Mardi 27 octobre 2015 à 09h13

Istanbul, 27 oct 2015 (AFP) — Bête noire des jihadistes et du gouvernement, le principal parti prokurde de Turquie est contraint de mener une campagne discrète à quelques jours des élections législatives anticipées de dimanche, gêné aux entournures par la reprise du conflit kurde.

Il y a cinq mois, le charismatique chef de file du Parti démocratique des peuples (HDP) paradait sur les estrades devant des milliers de partisans enthousiastes.

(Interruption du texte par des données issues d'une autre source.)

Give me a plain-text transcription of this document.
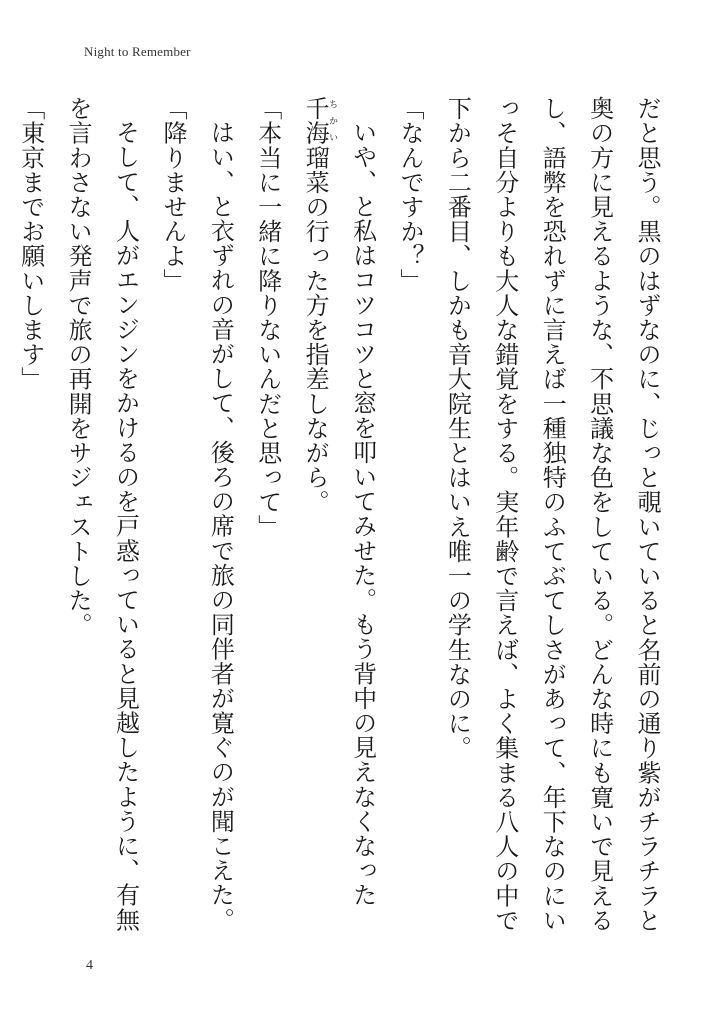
Night to Remember

だと思う。黒のはずなのに、じっと覗いていると名前の通り紫がチラチラと奥の方に見えるような、不思議な色をしている。どんな時にも寛いで見えるし、語弊を恐れずに言えば一種独特のふてぶてしさがあって、年下なのにいっそ自分よりも大人な錯覚をする。実年齢で言えば、よく集まる八人の中で下から二番目、しかも音大院生とはいえ唯一の学生なのに。

「なんですか？」

いや、と私はコツコツと窓を叩いてみせた。もう背中の見えなくなった千海ちかい瑠菜の行った方を指差しながら。

「本当に一緒に降りないんだと思って」

はい、と衣ずれの音がして、後ろの席で旅の同伴者が寛ぐのが聞こえた。

「降りませんよ」

そして、人がエンジンをかけるのを戸惑っていると見越したように、有無を言わさない発声で旅の再開をサジェストした。

「東京までお願いします」

4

Dimanche, Selahattin Demirtas s'est contenté d'un menu politique des plus allégés. Un thé avec une poignée d'ouvriers sur un chantier à l'aube, une omelette avec des étudiants à la mi-journée, puis un discours devant quelques centaines de partisans entassés dans une salle de conférences mal éclairée d'Istanbul.

"C'est une période très difficile pour notre parti, nous devons faire face au gouvernement et à Daech (acronyme arabe du groupe Etat islamique)", explique Emin Ergin, un militant de 67 ans. "Je suis kurde et j'ai connu les dictatures", confie-t-il, "mais pour la première fois de ma vie, je ne suis pas rassuré en allant à un meeting".

Après celui qui avait déjà visé un de ses meetings à Diyarbakir le 5 juin, l'attentat qui a tué le 10 octobre à Ankara 102 militants de gauche et de la cause kurde lors d'une "marche pour la paix" a bouleversé la campagne du HDP.

Dans la foulée, le parti a annulé tous ses rassemblements de masse, remplacés par des "rencontres" en lieux clos, préalablement inspectés par des chiens renifleurs.

Depuis cet attentat qui porte la marque jihadiste, M. Demirtas ne retient plus ses coups. D'ordinaire mesuré, il accuse le gouvernement islamo-conservateur d'avoir délibérément négligé la sécurité du rassemblement d'Ankara et le président Recep Tayyip Erdogan de diriger un "Etat tueur en série".

Le régime et le HDP sont à couteaux tirés depuis les législatives du 7 juin.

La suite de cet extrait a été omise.